Alexandr Ivanitch took off his overcoat and remained in a shirt with an embroidered Russian collar and a worsted belt.
“It is time for bed,” he said, folding his overcoat for a pillow, and yawning. “Till lately, you know, I had no knowledge of God at all. I was an atheist. When I was lying in the hospital I thought of religion, and began reflecting on that subject. In my opinion, there is only one religion possible for a thinking man, and that is the Christian religion. If you don’t believe in Christ, then there is nothing else to believe in, . . . is there? Judaism has outlived its day, and is preserved only owing to the peculiarities of the Jewish race. When civilization reaches the Jews there will not be a trace of Judaism left. All young Jews are atheists now, observe. The New Testament is the natural continuation of the Old, isn’t it?”

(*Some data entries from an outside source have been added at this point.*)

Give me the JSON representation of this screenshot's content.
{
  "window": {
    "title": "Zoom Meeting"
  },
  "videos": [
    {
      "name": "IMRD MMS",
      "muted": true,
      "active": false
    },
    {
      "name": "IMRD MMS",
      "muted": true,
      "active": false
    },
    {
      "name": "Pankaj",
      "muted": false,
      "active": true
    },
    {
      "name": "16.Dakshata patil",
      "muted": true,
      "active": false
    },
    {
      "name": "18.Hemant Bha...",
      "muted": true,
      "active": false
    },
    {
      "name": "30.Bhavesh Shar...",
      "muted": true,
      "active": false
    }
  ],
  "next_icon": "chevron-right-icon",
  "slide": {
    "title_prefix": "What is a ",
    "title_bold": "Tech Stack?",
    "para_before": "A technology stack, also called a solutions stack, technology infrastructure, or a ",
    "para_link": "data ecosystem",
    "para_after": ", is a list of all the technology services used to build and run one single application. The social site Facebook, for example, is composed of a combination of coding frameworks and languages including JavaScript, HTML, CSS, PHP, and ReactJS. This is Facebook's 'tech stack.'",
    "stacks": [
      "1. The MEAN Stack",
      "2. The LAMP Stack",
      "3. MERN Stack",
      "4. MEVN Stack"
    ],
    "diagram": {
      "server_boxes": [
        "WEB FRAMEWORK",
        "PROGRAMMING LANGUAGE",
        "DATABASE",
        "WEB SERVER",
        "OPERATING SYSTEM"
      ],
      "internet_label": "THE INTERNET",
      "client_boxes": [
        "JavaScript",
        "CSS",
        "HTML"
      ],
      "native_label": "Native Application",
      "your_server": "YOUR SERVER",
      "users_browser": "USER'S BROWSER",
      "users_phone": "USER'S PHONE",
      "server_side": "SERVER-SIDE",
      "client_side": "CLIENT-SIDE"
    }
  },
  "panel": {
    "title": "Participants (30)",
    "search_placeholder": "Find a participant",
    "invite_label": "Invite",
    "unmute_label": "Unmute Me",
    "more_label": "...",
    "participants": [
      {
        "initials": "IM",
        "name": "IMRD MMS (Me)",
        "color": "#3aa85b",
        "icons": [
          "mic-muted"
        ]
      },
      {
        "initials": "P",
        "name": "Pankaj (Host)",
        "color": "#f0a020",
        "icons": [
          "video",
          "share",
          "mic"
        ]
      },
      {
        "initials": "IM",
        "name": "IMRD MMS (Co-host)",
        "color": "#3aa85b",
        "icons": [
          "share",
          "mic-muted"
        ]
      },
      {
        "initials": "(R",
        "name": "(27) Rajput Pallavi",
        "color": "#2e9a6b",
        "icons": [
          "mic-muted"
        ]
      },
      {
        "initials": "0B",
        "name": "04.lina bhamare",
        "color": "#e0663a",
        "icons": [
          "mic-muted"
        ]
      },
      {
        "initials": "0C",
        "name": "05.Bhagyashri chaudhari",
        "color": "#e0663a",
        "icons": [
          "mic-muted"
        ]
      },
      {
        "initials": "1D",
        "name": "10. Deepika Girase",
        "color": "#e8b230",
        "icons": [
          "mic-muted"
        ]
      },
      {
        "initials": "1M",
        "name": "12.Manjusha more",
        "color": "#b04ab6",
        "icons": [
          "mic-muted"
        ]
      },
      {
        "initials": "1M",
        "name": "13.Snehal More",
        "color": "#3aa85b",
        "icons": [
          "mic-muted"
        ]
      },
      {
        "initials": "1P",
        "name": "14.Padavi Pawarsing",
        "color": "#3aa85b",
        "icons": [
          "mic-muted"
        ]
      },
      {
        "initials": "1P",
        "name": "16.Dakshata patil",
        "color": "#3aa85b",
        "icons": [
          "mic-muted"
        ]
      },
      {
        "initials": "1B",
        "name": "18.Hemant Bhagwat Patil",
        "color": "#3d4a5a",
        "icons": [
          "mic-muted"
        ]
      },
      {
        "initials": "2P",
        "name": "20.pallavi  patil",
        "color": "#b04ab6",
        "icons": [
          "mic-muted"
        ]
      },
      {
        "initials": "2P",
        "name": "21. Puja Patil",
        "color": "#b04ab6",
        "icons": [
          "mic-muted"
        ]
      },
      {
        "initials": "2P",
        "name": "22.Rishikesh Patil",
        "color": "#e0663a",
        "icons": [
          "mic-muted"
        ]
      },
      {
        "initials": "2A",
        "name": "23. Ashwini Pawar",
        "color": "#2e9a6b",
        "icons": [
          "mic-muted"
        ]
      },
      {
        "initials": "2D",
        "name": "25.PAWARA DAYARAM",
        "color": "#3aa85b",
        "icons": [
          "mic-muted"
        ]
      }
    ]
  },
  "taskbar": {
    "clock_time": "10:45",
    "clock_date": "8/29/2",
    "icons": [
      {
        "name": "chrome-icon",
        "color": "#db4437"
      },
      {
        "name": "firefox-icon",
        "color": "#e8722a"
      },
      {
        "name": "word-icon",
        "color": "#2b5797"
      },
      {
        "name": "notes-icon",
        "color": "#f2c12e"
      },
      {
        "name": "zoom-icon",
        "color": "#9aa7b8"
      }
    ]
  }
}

I began trying to find out the reasons which had led him to take so grave and bold a step as the change of religion, but he kept repeating the same, “The New Testament is the natural continuation of the Old”—a formula obviously not his own, but acquired— which did not explain the question in the least. In spite of my efforts and artifices, the reasons remained obscure. If one could believe that he had embraced Orthodoxy from conviction, as he said he had done, what was the nature and foundation of this conviction it was impossible to grasp from his words. It was equally impossible to assume that he had changed his religion from interested motives: his cheap shabby clothes, his going on living at the expense of the convent, and the uncertainty of his future, did not look like interested motives. There was nothing for it but to accept the idea that my companion had been impelled to change his religion by the same restless spirit which had flung him like a chip of wood from town to town, and which he, using the generally accepted formula, called the craving for enlightenment.